Steven Pressfield has an excellent little book on this subject called The War of Art: Break Through the Blocks and Win Your Inner Creative Battles. If you haven’t read it, do yourself a favor and pick it up. It’s life changing. He labels fear as part of a force called Resistance and details all the ways Resistance will mess with your head and what you can do to combat it.

In the same category, with a bit more of a feminine touch, is the book Big Magic: Creative Living Beyond Fear by Elizabeth Gilbert. Notice how she says “beyond” fear, not “without” fear. You see, fear is a bit like a hulking bouncer, blocking the door to your creativity and demanding that you prove you’re worthy to get inside.

Both Pressfield and Gilbert emphasize that you never really get rid of fear, but you can learn to shoulder it out of the way so you can get on with your work.

Gilbert puts her fear in the proverbial back seat — it can come along for the ride, but it is not allowed to drive.

Even better, we can use fear as a guiding light. Pressfield says, “Fear is good…Fear tells us what we have to do. Remember our rule of thumb: The more scared we are of a work or calling, the more sure we can be that we have to do it.”

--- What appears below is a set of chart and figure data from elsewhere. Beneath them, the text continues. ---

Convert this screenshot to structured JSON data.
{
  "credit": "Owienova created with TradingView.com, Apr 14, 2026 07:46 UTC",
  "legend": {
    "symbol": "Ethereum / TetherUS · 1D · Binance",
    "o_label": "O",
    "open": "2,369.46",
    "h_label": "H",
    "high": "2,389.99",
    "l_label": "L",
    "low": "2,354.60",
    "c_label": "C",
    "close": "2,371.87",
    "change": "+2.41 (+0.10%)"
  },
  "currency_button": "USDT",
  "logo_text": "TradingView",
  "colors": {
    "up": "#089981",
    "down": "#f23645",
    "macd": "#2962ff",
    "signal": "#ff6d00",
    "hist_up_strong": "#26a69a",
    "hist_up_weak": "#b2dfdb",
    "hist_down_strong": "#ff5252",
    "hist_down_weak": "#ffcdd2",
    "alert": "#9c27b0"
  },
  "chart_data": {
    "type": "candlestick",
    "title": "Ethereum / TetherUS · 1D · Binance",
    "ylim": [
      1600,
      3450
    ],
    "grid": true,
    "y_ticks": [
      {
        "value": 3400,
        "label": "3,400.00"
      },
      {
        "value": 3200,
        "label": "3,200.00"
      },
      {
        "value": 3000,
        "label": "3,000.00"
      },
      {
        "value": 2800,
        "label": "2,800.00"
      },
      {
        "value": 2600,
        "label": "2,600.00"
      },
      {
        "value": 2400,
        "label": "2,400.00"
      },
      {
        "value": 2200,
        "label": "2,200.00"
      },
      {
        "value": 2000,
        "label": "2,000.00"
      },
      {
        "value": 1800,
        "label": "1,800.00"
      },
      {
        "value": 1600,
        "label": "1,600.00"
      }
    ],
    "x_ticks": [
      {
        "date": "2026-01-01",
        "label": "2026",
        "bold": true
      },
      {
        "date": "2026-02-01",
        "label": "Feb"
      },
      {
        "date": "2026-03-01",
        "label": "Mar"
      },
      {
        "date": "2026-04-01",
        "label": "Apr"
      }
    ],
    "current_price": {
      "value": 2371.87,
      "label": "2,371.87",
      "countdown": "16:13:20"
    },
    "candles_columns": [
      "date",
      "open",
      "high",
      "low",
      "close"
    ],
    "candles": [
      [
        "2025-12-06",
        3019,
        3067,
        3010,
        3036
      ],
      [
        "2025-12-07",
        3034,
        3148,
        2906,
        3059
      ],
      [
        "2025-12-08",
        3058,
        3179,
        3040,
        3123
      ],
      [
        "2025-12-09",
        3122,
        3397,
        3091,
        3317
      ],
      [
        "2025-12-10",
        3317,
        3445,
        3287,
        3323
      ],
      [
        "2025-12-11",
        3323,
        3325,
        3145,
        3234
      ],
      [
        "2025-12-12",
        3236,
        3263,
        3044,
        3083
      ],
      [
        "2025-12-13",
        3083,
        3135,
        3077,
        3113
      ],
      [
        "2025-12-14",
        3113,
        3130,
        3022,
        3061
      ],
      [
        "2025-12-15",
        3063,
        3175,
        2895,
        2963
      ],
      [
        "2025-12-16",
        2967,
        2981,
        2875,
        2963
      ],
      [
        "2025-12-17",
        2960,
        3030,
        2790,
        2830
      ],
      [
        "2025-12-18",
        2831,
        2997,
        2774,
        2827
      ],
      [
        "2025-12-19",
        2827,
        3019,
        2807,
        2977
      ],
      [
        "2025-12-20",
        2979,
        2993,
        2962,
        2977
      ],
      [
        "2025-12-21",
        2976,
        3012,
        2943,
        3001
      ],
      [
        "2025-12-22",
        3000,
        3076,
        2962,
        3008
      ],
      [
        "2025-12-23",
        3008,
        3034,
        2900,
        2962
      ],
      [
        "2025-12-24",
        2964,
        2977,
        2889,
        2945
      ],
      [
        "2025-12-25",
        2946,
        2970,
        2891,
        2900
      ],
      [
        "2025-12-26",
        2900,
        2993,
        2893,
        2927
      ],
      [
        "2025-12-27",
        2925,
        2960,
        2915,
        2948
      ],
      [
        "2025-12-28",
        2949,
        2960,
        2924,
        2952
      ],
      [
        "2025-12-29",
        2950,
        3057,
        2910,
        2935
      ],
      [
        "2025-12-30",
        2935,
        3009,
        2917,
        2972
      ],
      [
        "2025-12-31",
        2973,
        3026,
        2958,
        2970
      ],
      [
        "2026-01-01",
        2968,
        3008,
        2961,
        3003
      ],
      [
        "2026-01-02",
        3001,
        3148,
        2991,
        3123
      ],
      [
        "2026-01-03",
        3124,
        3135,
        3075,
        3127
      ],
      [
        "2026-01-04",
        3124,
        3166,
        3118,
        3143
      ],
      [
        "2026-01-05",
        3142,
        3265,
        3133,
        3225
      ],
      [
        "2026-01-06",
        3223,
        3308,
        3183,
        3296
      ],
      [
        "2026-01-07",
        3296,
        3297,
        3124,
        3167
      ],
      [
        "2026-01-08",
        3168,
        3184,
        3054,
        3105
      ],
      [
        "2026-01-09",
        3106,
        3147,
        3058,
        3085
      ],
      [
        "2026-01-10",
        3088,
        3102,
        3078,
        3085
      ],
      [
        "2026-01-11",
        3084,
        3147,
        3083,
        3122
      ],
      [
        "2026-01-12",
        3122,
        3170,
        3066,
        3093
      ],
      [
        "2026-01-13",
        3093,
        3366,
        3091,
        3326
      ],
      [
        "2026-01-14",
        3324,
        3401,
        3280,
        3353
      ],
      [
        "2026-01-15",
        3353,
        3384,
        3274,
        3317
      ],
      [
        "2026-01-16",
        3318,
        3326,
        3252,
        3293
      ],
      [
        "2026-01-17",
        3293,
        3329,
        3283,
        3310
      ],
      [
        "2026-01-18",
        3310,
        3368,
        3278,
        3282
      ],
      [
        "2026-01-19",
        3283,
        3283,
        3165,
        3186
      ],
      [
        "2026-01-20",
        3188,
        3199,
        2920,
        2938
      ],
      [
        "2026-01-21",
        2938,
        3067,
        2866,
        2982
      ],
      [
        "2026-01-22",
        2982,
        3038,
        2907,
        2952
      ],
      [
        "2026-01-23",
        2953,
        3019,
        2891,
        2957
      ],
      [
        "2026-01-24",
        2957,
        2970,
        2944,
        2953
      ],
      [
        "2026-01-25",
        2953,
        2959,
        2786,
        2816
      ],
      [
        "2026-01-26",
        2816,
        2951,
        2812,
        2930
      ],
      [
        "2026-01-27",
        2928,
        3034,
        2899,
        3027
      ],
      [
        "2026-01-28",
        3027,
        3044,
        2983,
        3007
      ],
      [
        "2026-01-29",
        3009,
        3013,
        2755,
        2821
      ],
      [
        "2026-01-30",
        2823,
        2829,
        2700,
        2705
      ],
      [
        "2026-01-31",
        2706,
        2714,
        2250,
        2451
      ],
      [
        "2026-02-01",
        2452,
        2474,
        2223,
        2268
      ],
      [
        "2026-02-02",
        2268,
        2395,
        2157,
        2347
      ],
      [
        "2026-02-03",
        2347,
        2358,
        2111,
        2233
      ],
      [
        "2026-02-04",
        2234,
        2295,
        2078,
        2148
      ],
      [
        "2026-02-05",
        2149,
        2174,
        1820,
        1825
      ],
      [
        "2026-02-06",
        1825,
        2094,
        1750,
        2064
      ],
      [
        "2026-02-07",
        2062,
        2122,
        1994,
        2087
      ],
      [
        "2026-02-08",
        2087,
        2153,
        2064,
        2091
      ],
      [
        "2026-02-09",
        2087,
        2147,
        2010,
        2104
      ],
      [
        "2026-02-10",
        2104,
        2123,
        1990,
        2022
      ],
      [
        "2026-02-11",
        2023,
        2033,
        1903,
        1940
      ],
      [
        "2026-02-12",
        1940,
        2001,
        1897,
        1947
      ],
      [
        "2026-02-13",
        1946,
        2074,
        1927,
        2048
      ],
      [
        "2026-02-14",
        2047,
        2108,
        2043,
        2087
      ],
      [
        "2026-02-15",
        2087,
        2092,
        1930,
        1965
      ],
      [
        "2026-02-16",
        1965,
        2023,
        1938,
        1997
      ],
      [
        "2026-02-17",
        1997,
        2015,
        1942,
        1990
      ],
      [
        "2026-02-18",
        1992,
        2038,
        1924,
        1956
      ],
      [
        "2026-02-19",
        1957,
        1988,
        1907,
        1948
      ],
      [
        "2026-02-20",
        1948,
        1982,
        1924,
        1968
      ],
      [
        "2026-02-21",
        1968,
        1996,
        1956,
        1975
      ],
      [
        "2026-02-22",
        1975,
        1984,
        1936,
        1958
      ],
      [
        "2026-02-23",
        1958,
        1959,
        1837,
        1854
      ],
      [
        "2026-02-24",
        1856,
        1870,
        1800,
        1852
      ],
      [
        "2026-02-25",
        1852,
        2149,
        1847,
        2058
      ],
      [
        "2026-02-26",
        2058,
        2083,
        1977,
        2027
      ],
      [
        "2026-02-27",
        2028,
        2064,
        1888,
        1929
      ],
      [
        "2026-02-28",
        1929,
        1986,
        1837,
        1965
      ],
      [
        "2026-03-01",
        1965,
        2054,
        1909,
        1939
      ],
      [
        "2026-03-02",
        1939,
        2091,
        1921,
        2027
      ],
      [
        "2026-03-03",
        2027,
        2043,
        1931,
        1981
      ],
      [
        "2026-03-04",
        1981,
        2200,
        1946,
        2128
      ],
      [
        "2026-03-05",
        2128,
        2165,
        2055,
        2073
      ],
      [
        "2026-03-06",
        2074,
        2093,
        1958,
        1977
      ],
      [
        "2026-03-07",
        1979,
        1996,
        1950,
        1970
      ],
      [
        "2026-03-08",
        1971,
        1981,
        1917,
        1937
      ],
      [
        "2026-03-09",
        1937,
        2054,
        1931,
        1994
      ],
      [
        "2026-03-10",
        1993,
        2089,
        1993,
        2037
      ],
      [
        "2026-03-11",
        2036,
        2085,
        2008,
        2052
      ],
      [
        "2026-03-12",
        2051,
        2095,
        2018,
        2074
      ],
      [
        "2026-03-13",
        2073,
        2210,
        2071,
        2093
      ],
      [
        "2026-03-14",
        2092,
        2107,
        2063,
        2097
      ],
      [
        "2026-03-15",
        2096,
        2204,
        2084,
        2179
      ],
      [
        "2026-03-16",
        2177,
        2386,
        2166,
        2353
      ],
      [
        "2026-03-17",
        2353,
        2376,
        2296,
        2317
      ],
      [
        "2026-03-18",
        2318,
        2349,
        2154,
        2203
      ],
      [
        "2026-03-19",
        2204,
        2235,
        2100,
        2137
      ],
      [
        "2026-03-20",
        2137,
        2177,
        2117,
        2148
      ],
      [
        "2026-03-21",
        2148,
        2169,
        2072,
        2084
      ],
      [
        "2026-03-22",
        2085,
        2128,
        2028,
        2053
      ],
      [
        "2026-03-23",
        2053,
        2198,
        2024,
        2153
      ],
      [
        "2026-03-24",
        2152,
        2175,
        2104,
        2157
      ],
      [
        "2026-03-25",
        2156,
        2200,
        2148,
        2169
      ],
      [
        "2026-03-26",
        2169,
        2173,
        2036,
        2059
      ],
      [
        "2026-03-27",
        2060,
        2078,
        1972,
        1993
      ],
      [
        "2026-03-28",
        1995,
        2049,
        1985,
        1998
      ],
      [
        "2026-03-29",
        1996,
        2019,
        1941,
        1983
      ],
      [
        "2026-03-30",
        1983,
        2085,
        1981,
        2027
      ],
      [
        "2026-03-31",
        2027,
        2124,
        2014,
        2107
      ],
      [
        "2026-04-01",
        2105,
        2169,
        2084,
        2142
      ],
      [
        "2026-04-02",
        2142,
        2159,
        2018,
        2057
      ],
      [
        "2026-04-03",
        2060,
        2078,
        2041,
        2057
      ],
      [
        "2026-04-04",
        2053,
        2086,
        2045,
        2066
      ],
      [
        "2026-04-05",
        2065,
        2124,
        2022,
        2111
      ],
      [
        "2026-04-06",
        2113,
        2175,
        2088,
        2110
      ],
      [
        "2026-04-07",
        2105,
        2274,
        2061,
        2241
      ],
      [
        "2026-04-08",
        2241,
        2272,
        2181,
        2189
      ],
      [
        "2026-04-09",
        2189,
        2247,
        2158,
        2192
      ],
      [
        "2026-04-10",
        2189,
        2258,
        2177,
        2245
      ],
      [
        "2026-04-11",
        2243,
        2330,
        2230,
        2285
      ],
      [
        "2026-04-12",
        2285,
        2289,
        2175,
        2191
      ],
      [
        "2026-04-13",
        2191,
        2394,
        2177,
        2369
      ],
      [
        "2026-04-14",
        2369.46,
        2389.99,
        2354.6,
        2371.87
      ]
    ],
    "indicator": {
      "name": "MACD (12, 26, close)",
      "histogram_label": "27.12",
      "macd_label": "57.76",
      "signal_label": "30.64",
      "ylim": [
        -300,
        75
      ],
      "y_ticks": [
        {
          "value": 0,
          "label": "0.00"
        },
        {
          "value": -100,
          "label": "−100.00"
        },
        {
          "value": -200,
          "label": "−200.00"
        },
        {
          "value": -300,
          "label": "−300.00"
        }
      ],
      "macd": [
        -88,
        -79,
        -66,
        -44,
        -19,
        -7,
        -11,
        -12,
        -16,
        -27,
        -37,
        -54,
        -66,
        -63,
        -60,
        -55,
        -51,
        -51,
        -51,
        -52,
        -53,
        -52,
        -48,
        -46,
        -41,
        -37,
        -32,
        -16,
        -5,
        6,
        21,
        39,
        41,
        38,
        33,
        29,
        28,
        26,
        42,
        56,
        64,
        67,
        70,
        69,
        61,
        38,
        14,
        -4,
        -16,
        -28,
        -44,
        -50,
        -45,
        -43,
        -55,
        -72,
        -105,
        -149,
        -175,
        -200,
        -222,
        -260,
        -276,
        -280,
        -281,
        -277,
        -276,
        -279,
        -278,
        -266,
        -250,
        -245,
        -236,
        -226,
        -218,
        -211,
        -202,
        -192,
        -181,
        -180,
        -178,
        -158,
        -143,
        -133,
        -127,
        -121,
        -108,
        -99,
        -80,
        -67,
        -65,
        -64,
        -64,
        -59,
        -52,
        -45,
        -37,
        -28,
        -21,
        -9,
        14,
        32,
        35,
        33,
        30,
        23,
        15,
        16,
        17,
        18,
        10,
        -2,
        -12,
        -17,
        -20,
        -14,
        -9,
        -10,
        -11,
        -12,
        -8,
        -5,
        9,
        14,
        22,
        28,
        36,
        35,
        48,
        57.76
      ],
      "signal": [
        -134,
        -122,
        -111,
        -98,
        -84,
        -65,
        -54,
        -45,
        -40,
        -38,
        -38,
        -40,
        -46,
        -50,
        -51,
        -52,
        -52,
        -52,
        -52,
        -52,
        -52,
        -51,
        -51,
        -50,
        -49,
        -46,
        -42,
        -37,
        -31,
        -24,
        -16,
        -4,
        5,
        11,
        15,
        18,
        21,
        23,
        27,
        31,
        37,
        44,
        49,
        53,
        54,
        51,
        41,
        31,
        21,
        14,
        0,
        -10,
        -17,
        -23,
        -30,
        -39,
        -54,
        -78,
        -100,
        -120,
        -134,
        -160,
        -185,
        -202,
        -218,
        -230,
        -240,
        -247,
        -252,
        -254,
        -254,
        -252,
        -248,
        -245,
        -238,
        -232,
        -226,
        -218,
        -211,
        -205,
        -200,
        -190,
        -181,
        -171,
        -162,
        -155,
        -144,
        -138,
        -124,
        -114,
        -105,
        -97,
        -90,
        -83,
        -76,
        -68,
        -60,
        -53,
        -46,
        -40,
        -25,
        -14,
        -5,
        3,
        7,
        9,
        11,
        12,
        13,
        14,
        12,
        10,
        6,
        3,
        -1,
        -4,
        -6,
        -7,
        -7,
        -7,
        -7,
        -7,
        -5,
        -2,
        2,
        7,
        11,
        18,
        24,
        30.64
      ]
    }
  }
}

Back to my fearful client who thought everyone would hate his book and he’d have to crawl in a hole. I texted back:

You’ll be alive. In a hole.

That may seem like tough love, but we have to be real. I can’t promise my clients a career free of fear — or even that anyone will love their book. (Though I happen to love this author’s book.) But I can promise that putting yourself and your work out there won’t kill you.

However, keeping your work to yourself for the rest of your life will kill your creativity. Creativity, like democracy, dies in the dark.

You must do the work, and you must get it out into the world.

My client managed to push Resistance aside and launched his campaign in spite of his fears. Later, I asked him why he went ahead and did it. He answered:

I quit my job to write books. I was the only thing standing in my way. It was time. 

Ultimately, we must decide that fulfilling our identity as a creative people is more important than avoiding fear. It takes guts. But it’s worth it.